Herein, we developed a facile method to produce graphene nanonet (GNN) patterns over a large surface area for biological applications. In this process, the networks of V2O5 nanowires (NWs) were adsorbed selectively in the desired regions on a graphene layer, and they were utilized as a shadow mask during the reactive ion etching (RIE) on the graphene layer. This fabrication process allowed us to prepare large scale patterns of GNN structures which were comprised of continuous networks of GNRs with chemical functional groups on their edges. The chemical functional groups in the GNN could be functionalized with biological molecules such as DNA for biochip applications. Significantly, GNNs were comprised of continuous networks of GNRs without any contacts between separate GNRs, which should be advantageous in achieving high-performance electrical devices with low noise and high mobility. Using the GNN-based biochip devices, we have successfully performed the fluorescence imaging of a DNA on the GNN channels and the electrical detection of the DNA at 1 nM concentrations. Our method could be a powerful strategy to mass-produce GNR-based devices and should open up various practical applications.
2. Experimental methods
2.1. Preparation of V2O5
Ammonium meta-vanadate (Aldrich, 2 mg) and acidic ion-exchange resin (DOWEX 50WX8-100, Aldrich, 20 mg) were mixed in deionized water (40 ml), and the mixture was incubated at room temperature for 20 days. During this time period, V2O5 NWs continued to grow and became over 1–10 μm long and 10–20 nm wide (figure S1 in supporting information available at stacks.iop.org/Nano/24/375302/mmedia) [19].

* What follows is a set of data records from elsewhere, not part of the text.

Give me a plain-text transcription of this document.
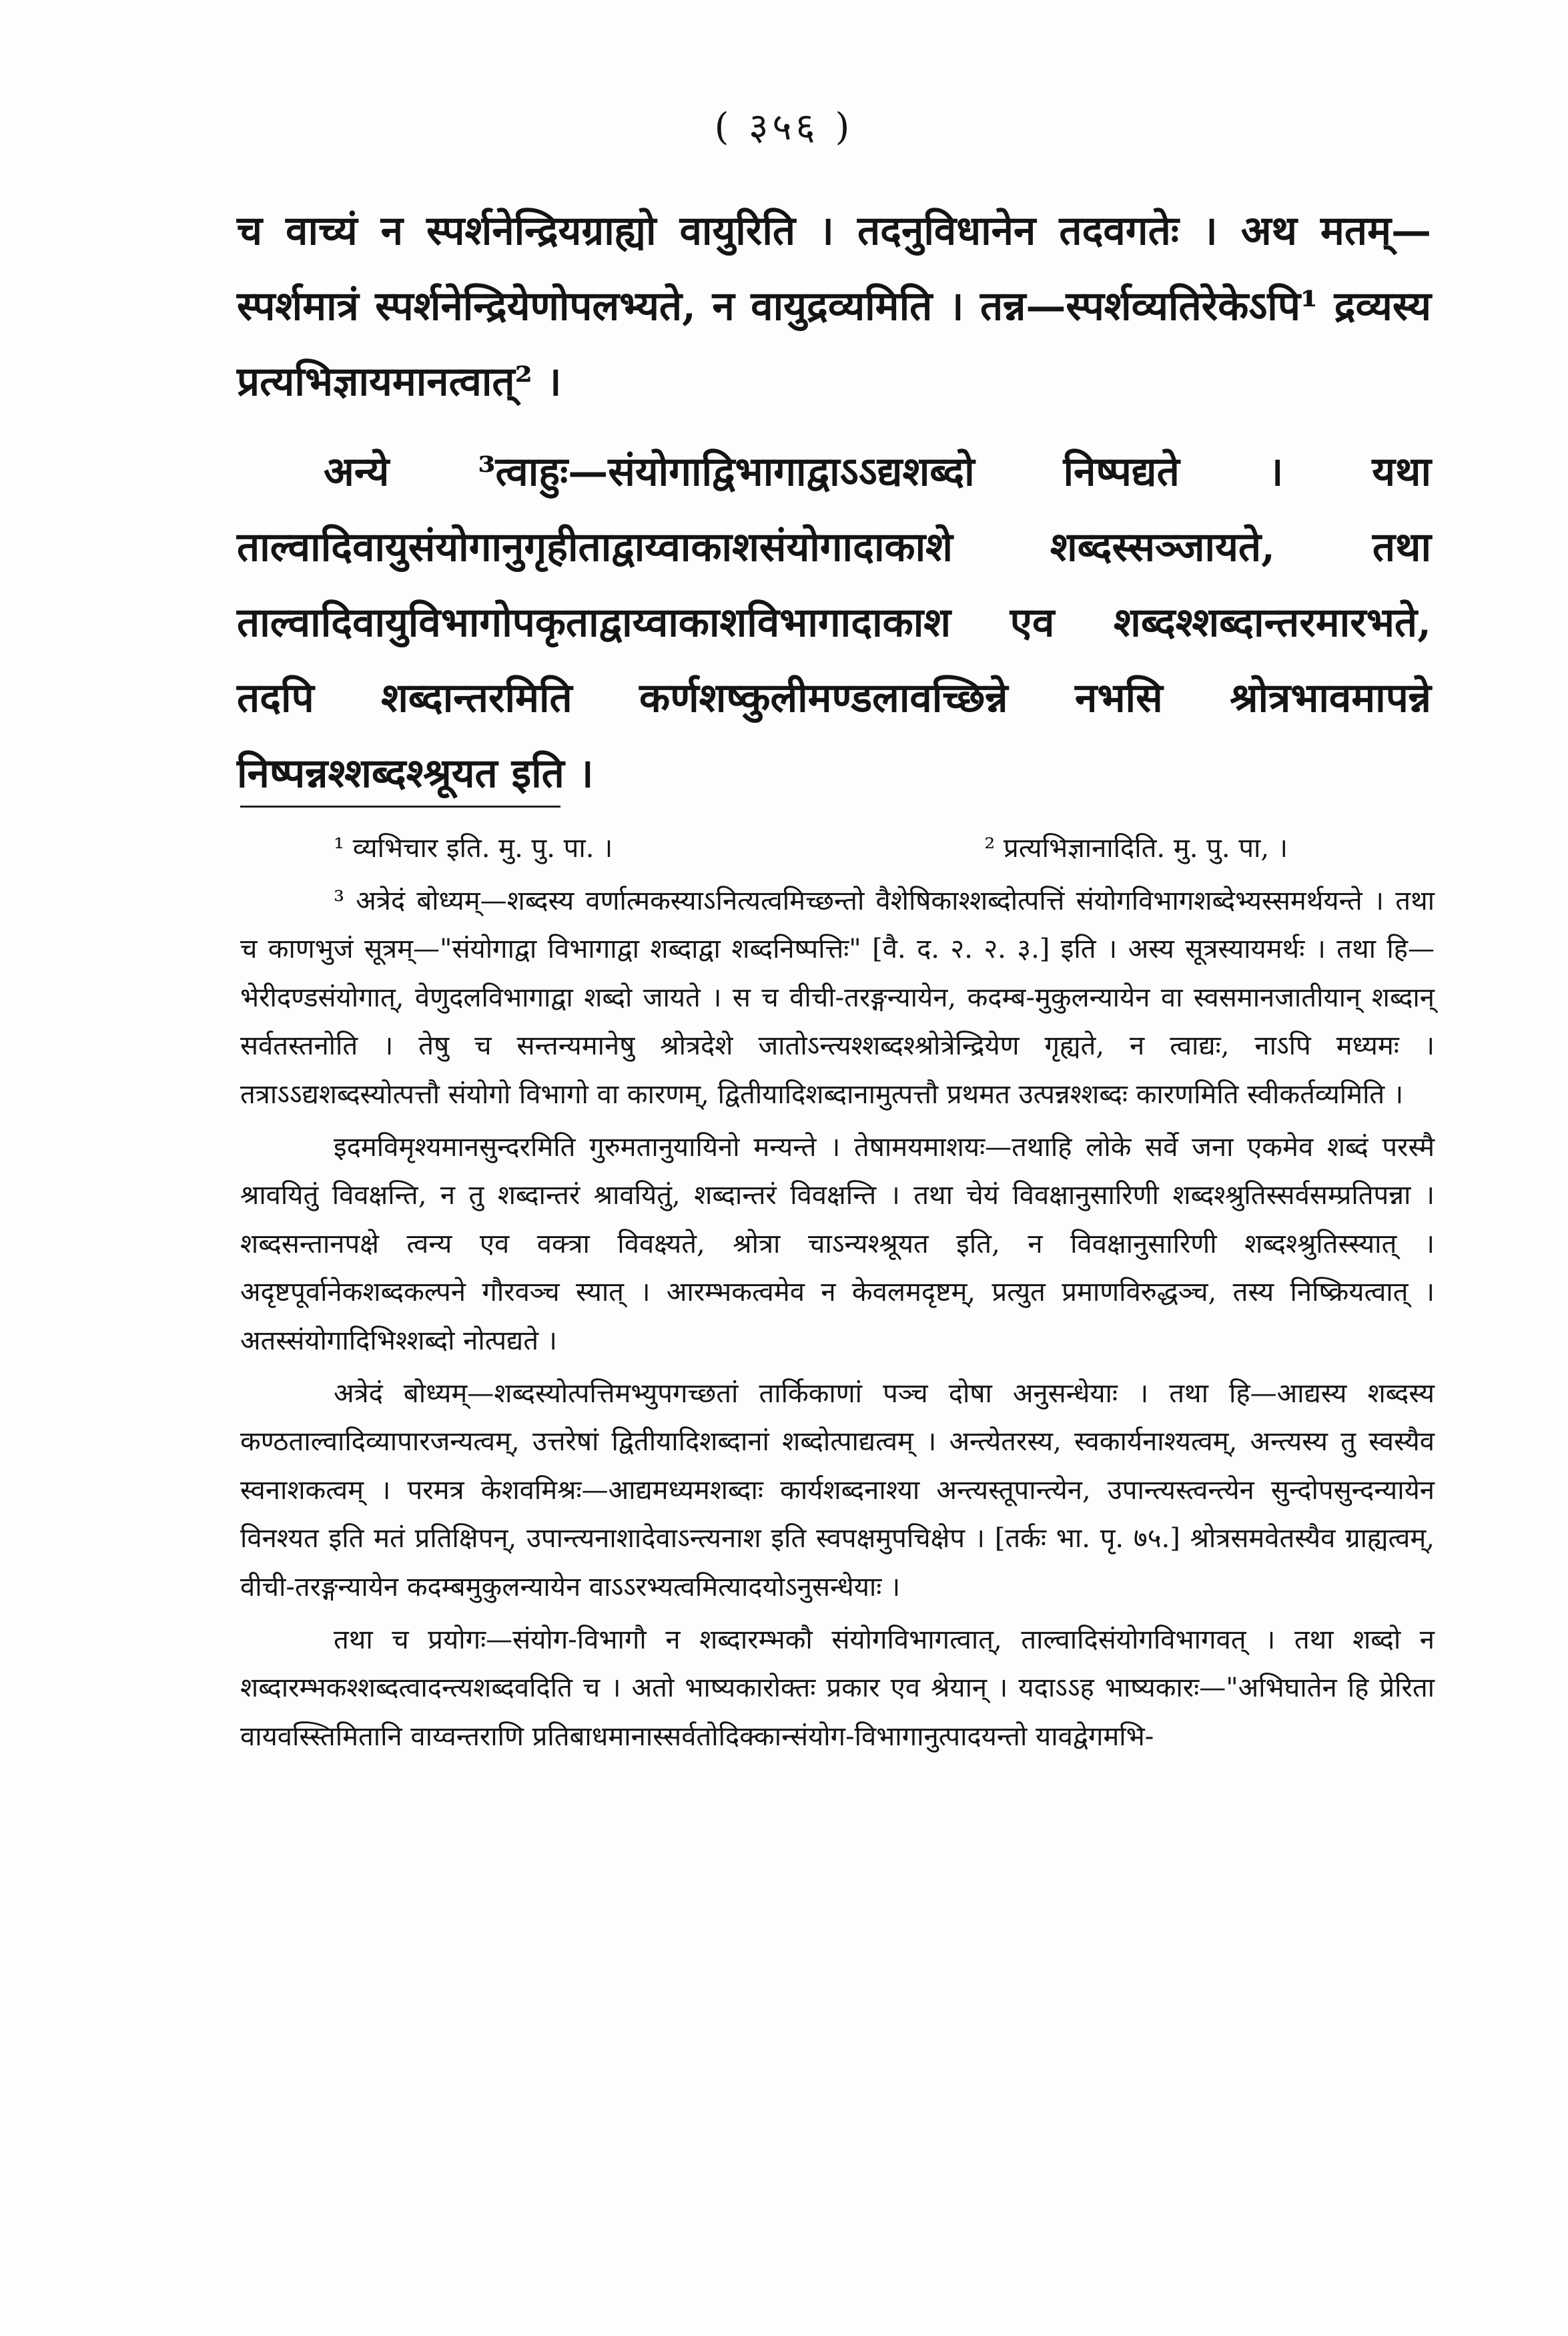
( ३५६ )

च वाच्यं न स्पर्शनेन्द्रियग्राह्यो वायुरिति । तदनुविधानेन तदवगतेः । अथ मतम्—स्पर्शमात्रं स्पर्शनेन्द्रियेणोपलभ्यते, न वायुद्रव्यमिति । तन्न—स्पर्शव्यतिरेकेऽपि¹ द्रव्यस्य प्रत्यभिज्ञायमानत्वात्² ।

अन्ये ³त्वाहुः—संयोगाद्विभागाद्वाऽऽद्यशब्दो निष्पद्यते । यथा ताल्वादिवायुसंयोगानुगृहीताद्वाय्वाकाशसंयोगादाकाशे शब्दस्सञ्जायते, तथा ताल्वादिवायुविभागोपकृताद्वाय्वाकाशविभागादाकाश एव शब्दश्शब्दान्तरमारभते, तदपि शब्दान्तरमिति कर्णशष्कुलीमण्डलावच्छिन्ने नभसि श्रोत्रभावमापन्ने निष्पन्नश्शब्दश्श्रूयत इति ।

¹ व्यभिचार इति. मु. पु. पा. ।	² प्रत्यभिज्ञानादिति. मु. पु. पा, ।

³ अत्रेदं बोध्यम्—शब्दस्य वर्णात्मकस्याऽनित्यत्वमिच्छन्तो वैशेषिकाश्शब्दोत्पत्तिं संयोगविभागशब्देभ्यस्समर्थयन्ते । तथा च काणभुजं सूत्रम्—"संयोगाद्वा विभागाद्वा शब्दाद्वा शब्दनिष्पत्तिः" [वै. द. २. २. ३.] इति । अस्य सूत्रस्यायमर्थः । तथा हि—भेरीदण्डसंयोगात्, वेणुदलविभागाद्वा शब्दो जायते । स च वीची-तरङ्गन्यायेन, कदम्ब-मुकुलन्यायेन वा स्वसमानजातीयान् शब्दान् सर्वतस्तनोति । तेषु च सन्तन्यमानेषु श्रोत्रदेशे जातोऽन्त्यश्शब्दश्श्रोत्रेन्द्रियेण गृह्यते, न त्वाद्यः, नाऽपि मध्यमः । तत्राऽऽद्यशब्दस्योत्पत्तौ संयोगो विभागो वा कारणम्, द्वितीयादिशब्दानामुत्पत्तौ प्रथमत उत्पन्नश्शब्दः कारणमिति स्वीकर्तव्यमिति ।

इदमविमृश्यमानसुन्दरमिति गुरुमतानुयायिनो मन्यन्ते । तेषामयमाशयः—तथाहि लोके सर्वे जना एकमेव शब्दं परस्मै श्रावयितुं विवक्षन्ति, न तु शब्दान्तरं श्रावयितुं, शब्दान्तरं विवक्षन्ति । तथा चेयं विवक्षानुसारिणी शब्दश्श्रुतिस्सर्वसम्प्रतिपन्ना । शब्दसन्तानपक्षे त्वन्य एव वक्त्रा विवक्ष्यते, श्रोत्रा चाऽन्यश्श्रूयत इति, न विवक्षानुसारिणी शब्दश्श्रुतिस्स्यात् । अदृष्टपूर्वानेकशब्दकल्पने गौरवञ्च स्यात् । आरम्भकत्वमेव न केवलमदृष्टम्, प्रत्युत प्रमाणविरुद्धञ्च, तस्य निष्क्रियत्वात् । अतस्संयोगादिभिश्शब्दो नोत्पद्यते ।

अत्रेदं बोध्यम्—शब्दस्योत्पत्तिमभ्युपगच्छतां तार्किकाणां पञ्च दोषा अनुसन्धेयाः । तथा हि—आद्यस्य शब्दस्य कण्ठताल्वादिव्यापारजन्यत्वम्, उत्तरेषां द्वितीयादिशब्दानां शब्दोत्पाद्यत्वम् । अन्त्येतरस्य, स्वकार्यनाश्यत्वम्, अन्त्यस्य तु स्वस्यैव स्वनाशकत्वम् । परमत्र केशवमिश्रः—आद्यमध्यमशब्दाः कार्यशब्दनाश्या अन्त्यस्तूपान्त्येन, उपान्त्यस्त्वन्त्येन सुन्दोपसुन्दन्यायेन विनश्यत इति मतं प्रतिक्षिपन्, उपान्त्यनाशादेवाऽन्त्यनाश इति स्वपक्षमुपचिक्षेप । [तर्कः भा. पृ. ७५.] श्रोत्रसमवेतस्यैव ग्राह्यत्वम्, वीची-तरङ्गन्यायेन कदम्बमुकुलन्यायेन वाऽऽरभ्यत्वमित्यादयोऽनुसन्धेयाः ।

तथा च प्रयोगः—संयोग-विभागौ न शब्दारम्भकौ संयोगविभागत्वात्, ताल्वादिसंयोगविभागवत् । तथा शब्दो न शब्दारम्भकश्शब्दत्वादन्त्यशब्दवदिति च । अतो भाष्यकारोक्तः प्रकार एव श्रेयान् । यदाऽऽह भाष्यकारः—"अभिघातेन हि प्रेरिता वायवस्स्तिमितानि वाय्वन्तराणि प्रतिबाधमानास्सर्वतोदिक्कान्संयोग-विभागानुत्पादयन्तो यावद्वेगमभि-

2.2. Fabrication of GNN-based FET device
A single-layer graphene was prepared by a chemical vapor deposition method, and it was transferred onto a SiO2 substrate (1000 Å), as reported previously (figure 1(a)) [20, 21]. Photoresist (PR, AZ5214) was patterned on a single-layer graphene surface via conventional photolithography processes (MA6 aligner, Karl Süss Company, Germany) with a short baking time (<10 min at 95 °C). Then, the V2O5 NWs were adsorbed on the graphene surface with PR patterns from its solution (figure 1(b)). Subsequently, the PR was removed by rinsing it with acetone, resulting in the V2O5 NWs adsorbed only in the bare graphene region (figure 1(c)). We etched off the sample via the RIE process (South Bay Technology Inc., 60 W, 1 min) using the V2O5 NW networks as a shadow mask (figure 1(d)). Then, the V2O5 NWs were removed via HCl solution (5%), resulting in the GNN patterns on a SiO2 surface (figure 1(e)). The HCl treatment removed only V2O5 NWs and left GNN structures (figures S2 and S3 in supporting information available at stacks.iop.org/Nano/24/375302/mmedia). The Au electrodes were prepared by photolithography followed by a thermal evaporation (ODIS, Korea) method (10 nm/30 nm of Pd/Au) under a high-vacuum condition (base pressure ∼5 × 10−6 Torr) (figure 1(f)) [22]. For biosensor devices, the metal electrodes were passivated with a PR layer. Note that this process allowed us to fabricate the patterns of continuous networks of GNRs, which can be ideal for practical device applications.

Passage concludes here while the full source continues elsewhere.